Eriksen's win took on added meaning because it was the first time a Norwegian, or any Scandinavian for that matter, had won a medal in alpine skiing. The Norwegians were noted jumpers and nordic skiers, to be sure, but the middle Europeans, curators of the Alps, had always owned the downhill races.
But no one had counted on this son of Marius Eriksen, a Norwegian ski champion and gymnast who himself had won an Olympic medal for Norway in the Stockholm Summer Games of 1912. Marius had instructed his two sons, Marius Jr. and Stein, well in the ways of athletics. They did gymnastics in the summers and skied all winter long.
With this blend of tumbling and skiing, nothing much slowed down the Eriksen boys, and that included the German army. When the Nazis invaded Norway during the second World War, Marius Jr. slipped over the border and made his way to Britain, where he signed on with the Royal Air Force and shot down 14 German planes before he was captured and interred in a German prison camp.
Meanwhile, back on the homefront, Stein, then a young teenager, was skiing with more passion than ever. The occupying Germans forbade any skiing competitions among the locals unless Germans were also involved. Stein and his friends did precisely what they were told not to do, regularly avoiding the German troops on their way to bootleg competitions they'd hold deep in the woods.
It wasn't a pampered or sophisticated training camp, but it worked wonders nonetheless. Unshaped by any other mold, Stein became his own brand of skier, as unique as they come.
By the time the 1952 Olympics came along, the world saw just how unique as Eriksen won the giant slalom with his new and controversial reverse shoulder turns.
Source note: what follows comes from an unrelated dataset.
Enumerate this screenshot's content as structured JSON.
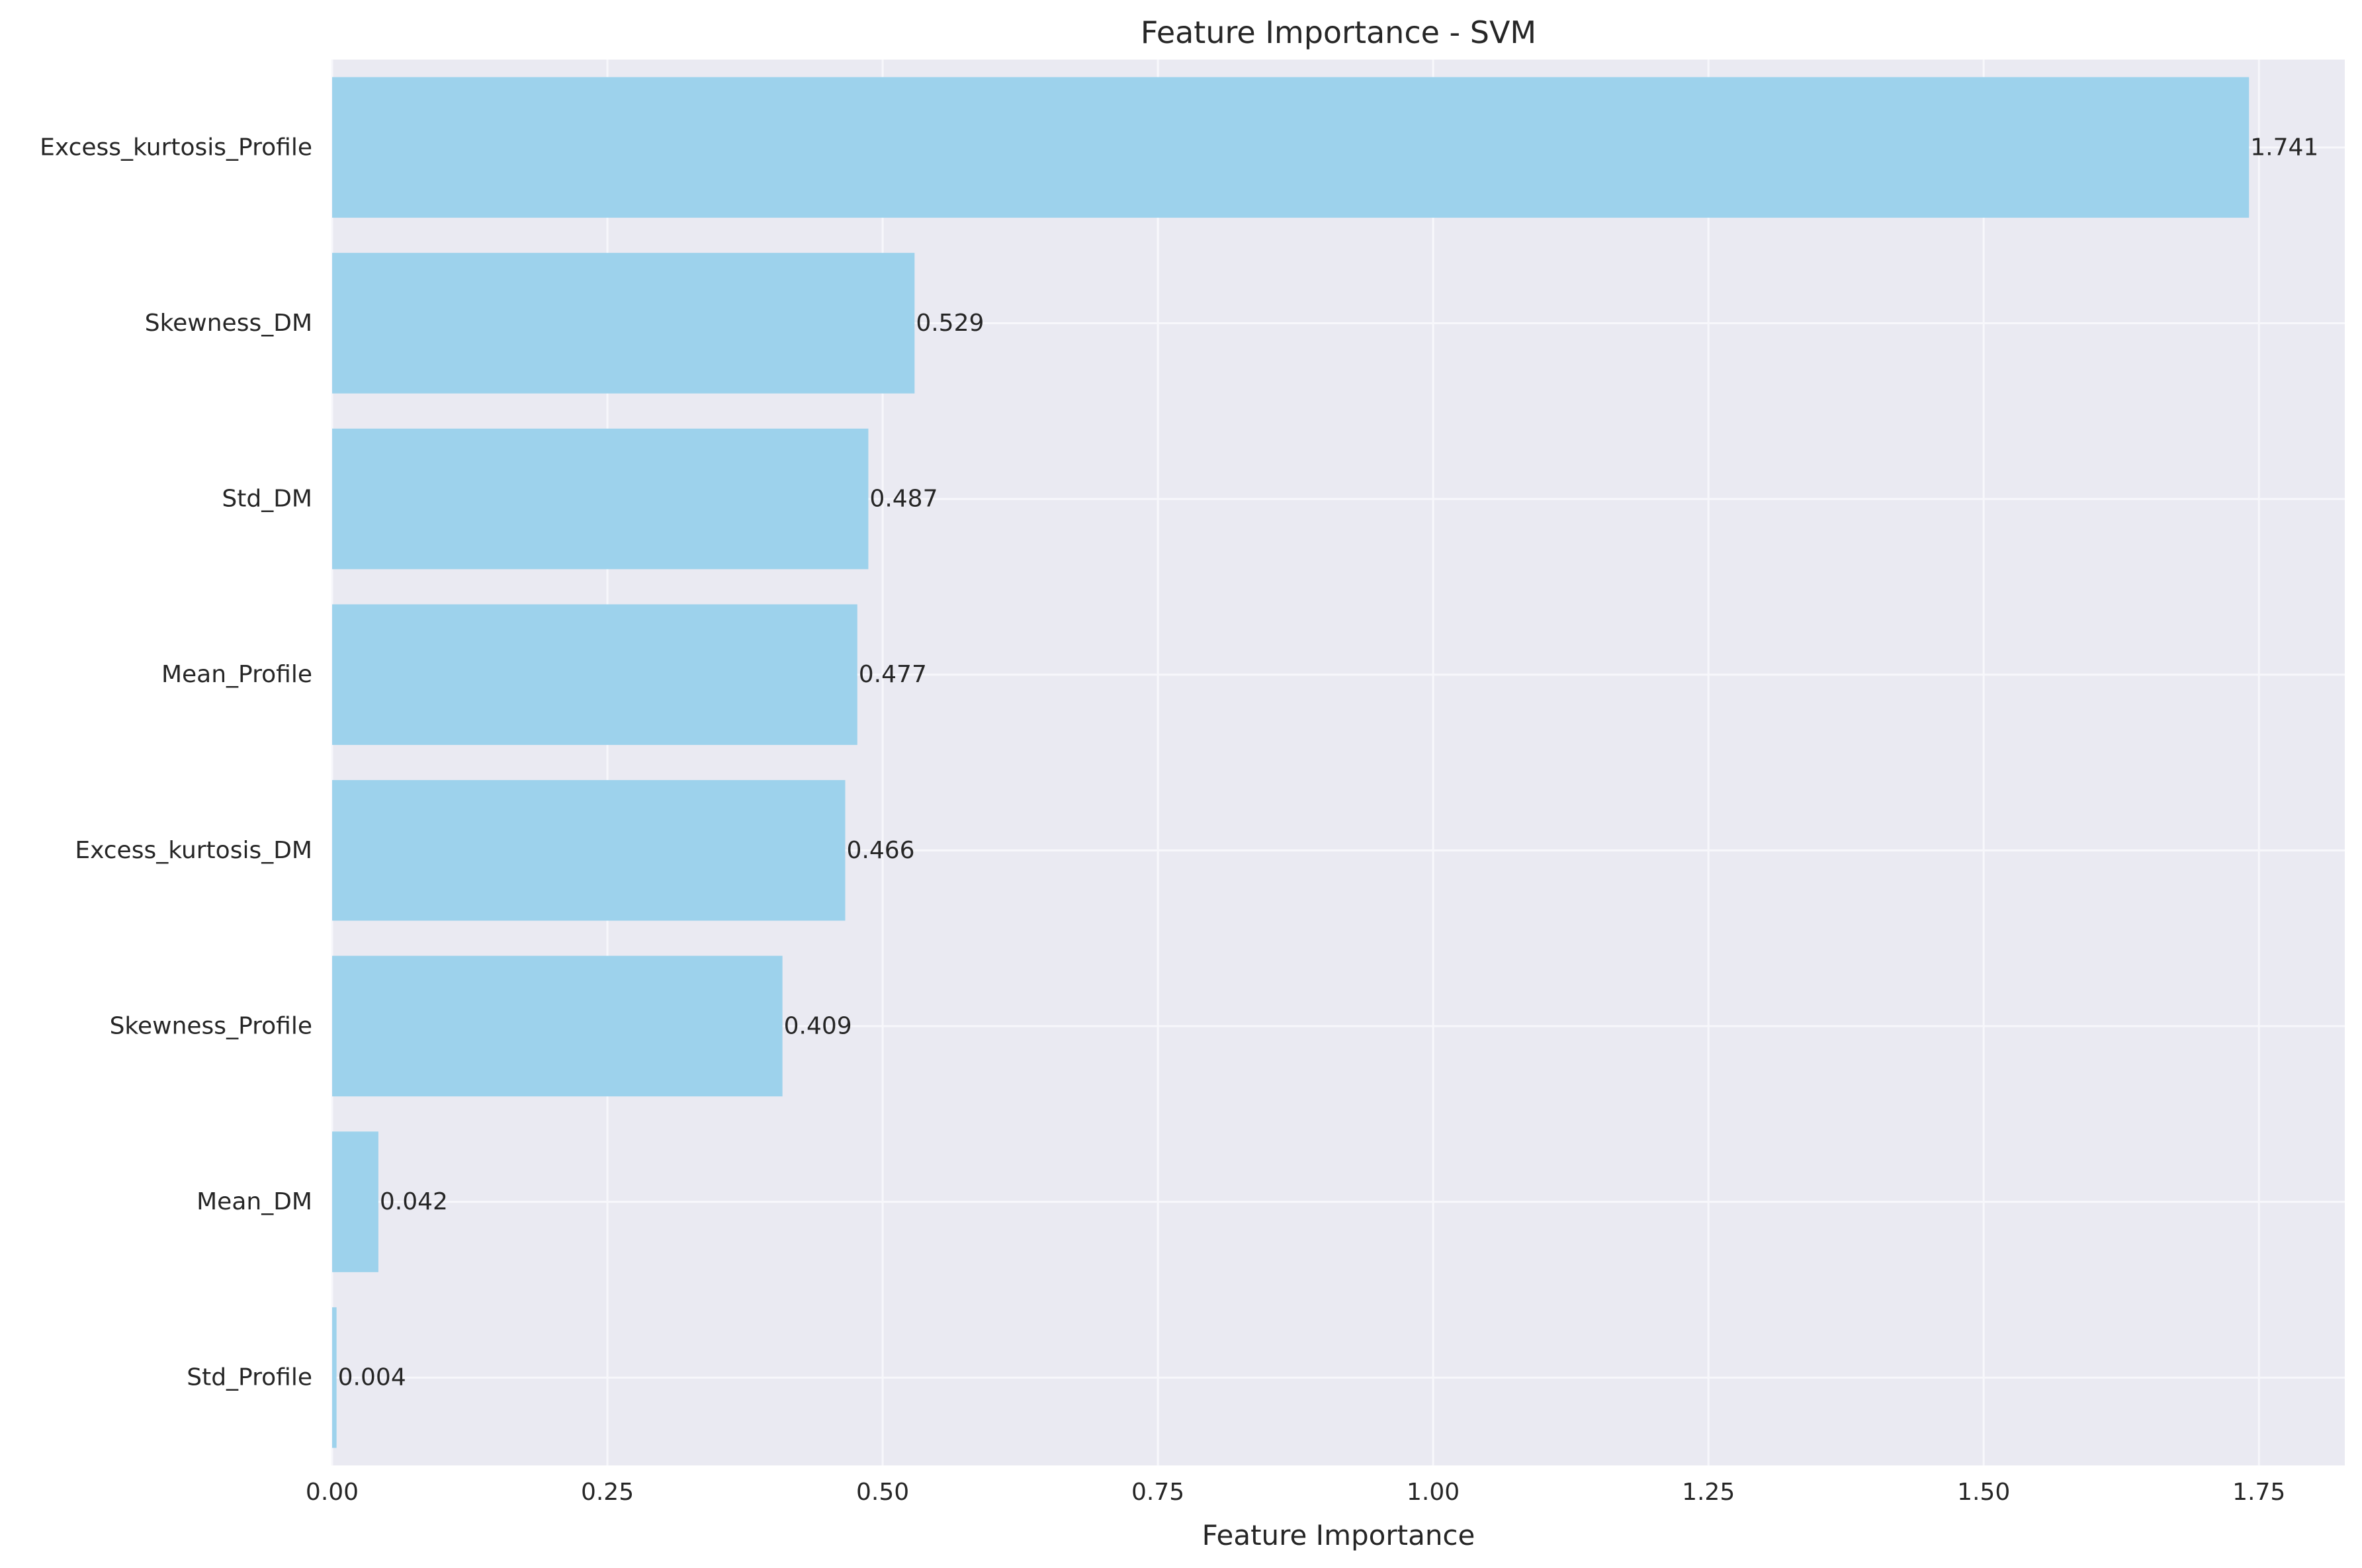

Instead of turning his shoulders in the directions of his skis while rounding a racing gate, Stein would turn his shoulders in the opposite direction, enabling him to cut much closer to the gate and carve a much straighter line than the conventional turns of the day. The reverse shoulder - which would merely revolutionize downhill skiing - seemed to defy gravity and required catlike reflexes, but then that was no problem for Eriksen the gymnast.
So astounding were Stein's breatkthroughs that at the conclusion of the '52 Games he was summoned to King Haakon's palace in Oslo, where he became the first alpine skier to be awarded the Holmenkollen Medal.
Like Norway's Sonja Henie some 16 years before him, Eriksen took his Olympic fame to America, where it paid off handsomely. He became skiing's first international superstar, finally settling in Utah as the director of skiing at first the Park City Ski Area and currently at the Deer Valley Resort. It is at the lodge at Deer Valley that bears his name that his Holmenkollen medal, along with his gold and silver medals from the '52 Games, are on display.
Stein Eriksen is usually on display at Deer Valley too, skiing daily, as he has for most of his 66 years. But this weekend he will not be doing any reverse shoulder turns at the Utah resort he put on the map. In two days, when the Olympic flag is carried into Lillehammer's Lysgardsbakkene Arena Saturday afternoon, Stein Eriksen will help carry it in. Simon Slattvik will be there too, of course, and Hjalmar Andersen and Hallgeir Brenden and Arnfinn Bergman. All the gold medal winners of '52, still going strong, still carrying the flag . . . and the flame.